At least the broadcast duo was in Pullman, which isn’t as guaranteed as it once was. And the two kept the focus on the action, from WSU’s early mistakes, the Vandals returning the largesse before halftime and the Cougars’ good-enough second half.

What they saw

• We start with the player who everyone connected with Washington State knows well, from his time as the school’s quarterback through his short NFL career through his post-NFL demons. In his third act, Leaf has launched a career in broadcasting.

Though still learning, Leaf is really good at times. Especially when he breaks down quarterback play and uses his experience with it to be brutally blunt. He was late in the first half and the target was first-year Washington State starter, transfer Cameron Ward.

The Cougars had tied the game at 10 but squandered an up-to-then rare red-zone opportunity. One clear opportunity was lost, Leaf felt, because Ward had made a poor decision to throw and take advantage of the defense and call a run.

That led to the former NFL No. 2 draft pick to state a bit later there were “a lot of conversations to be had on the offensive side of the ball” at halftime. At the center of it? Ward’s first-half performance, which Leaf described as “incredibly undisciplined.” That’s what the person watching at home needs to hear and an opinion most watching wouldn’t recognize. But Leaf can, and he can also explain what’s behind it.

“I felt he got out of rhythm a little bit,” Leaf said when Long asked about Ward early in the third quarter. “I figure, and I hope, he’ll be more disciplined in the scheme in the second half.”

• Leaf’s redemption story is so admirable, any criticism of the quarterback who led the Cougars to their first Rose Bowl in 67 years isn’t received well around Pullman. But as an analyst, he is still learning his craft. And it shows.

Like many inexperienced analysts, something the Pac-12 Network has in abundance, he relies way too often on clichés, from “young freshman” to “the shoe is on the other foot” to “the bang for their buck” when describing a play or situation.

And he occasionally seems to miss the action, as occurred in the second quarter when Renard Bell was called for a drive-stifling offensive pass interference penalty on what would have been a 12-yard reception by Orion Peters. Asked about it by Long, Leaf spent the next half-minute describing why Bell was called for a hold and not the actual early contact for which he was cited.

Such issues – including the occasional player misidentification – usually fade as experience builds, though there are a few Pac-12 analysts who disprove that theory.

What we saw

• Former Pac-12 commissioner Larry Scott made the decision in 2012 to keep the conference’s television arm in-house instead of partnering with one of the major sports networks like ESPN or Fox. Like many of Scott’s decisions, it was an expensive mistake.

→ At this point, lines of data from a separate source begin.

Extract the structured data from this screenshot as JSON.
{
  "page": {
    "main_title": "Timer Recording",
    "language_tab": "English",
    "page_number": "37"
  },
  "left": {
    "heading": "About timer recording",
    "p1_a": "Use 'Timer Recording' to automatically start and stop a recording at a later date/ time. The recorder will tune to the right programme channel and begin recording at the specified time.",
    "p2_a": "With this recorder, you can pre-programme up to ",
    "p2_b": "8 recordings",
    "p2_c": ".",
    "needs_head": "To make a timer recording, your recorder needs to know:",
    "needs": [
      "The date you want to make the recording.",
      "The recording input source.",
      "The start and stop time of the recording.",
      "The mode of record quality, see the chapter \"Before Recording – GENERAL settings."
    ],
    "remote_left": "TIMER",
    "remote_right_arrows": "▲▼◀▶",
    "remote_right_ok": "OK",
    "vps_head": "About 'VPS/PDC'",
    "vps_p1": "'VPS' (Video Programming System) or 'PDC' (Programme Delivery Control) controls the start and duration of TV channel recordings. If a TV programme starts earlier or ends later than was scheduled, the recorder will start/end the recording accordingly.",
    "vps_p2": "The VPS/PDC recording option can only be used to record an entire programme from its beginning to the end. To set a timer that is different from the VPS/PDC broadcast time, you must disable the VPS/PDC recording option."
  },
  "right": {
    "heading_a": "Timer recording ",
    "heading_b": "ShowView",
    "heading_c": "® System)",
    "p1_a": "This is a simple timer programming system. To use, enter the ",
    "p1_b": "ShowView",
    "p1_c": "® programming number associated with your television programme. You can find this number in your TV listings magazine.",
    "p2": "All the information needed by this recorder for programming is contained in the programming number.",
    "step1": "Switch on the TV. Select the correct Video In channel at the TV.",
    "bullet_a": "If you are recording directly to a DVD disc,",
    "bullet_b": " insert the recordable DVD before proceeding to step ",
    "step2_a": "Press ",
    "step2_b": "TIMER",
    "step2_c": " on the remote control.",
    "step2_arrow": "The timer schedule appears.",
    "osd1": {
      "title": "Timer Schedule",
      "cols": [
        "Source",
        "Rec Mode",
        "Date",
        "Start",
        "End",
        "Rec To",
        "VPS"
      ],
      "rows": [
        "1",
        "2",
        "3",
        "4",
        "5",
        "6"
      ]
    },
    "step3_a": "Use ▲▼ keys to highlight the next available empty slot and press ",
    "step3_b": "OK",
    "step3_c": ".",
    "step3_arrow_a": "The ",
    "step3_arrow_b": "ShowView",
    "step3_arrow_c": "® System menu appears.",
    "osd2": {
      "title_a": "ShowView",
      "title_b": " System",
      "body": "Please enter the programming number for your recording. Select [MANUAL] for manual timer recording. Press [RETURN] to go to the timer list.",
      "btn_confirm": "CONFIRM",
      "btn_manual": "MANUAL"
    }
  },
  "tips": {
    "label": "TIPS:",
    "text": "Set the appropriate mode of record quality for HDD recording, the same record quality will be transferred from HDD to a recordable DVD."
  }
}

The network has suffered from the inability to attract distribution platforms, such as DirecTV, and never had the reach, or payout, of the Big Ten Network or the SEC’s partnership with ESPN. And there was the expense of having a San Francisco headquarters and building everything from scratch. There is no way it will survive in the next round of media rights under discussion right now. At least not how it is currently built.

When you can actually find the network, the cost-cutting that has occurred the past couple of years shows in each broadcast. Midway through the second quarter, the score line at the bottom of the screen was just gibberish, with letters running over each other. That doesn’t happen at other networks.

Long, however, is about as good as the network offers, which is to be expected considering he’s been with it since the beginning and he’s the radio voice of the Los Angeles Rams.

• The game wasn’t Jake Dickert’s first leading WSU, but the first since the interim tag was removed after last season. It was also Jason Eck’s first as Vandals head coach. One, Dickert, is a defensive guy. Eck shines on offense. In that regard, Dickert (and coordinator Brian Ward) got the best of it, as the aggressive Cougars defense dominated the line of scrimmage most of the game. WSU had seven sacks, 11 tackles for loss, held the Vandals to 4 of 17 on third down and 269 yards.

But the UI defense, with its ability to force fumbles (Washington State lost three), earned at least a draw with Eric Morris’ offense.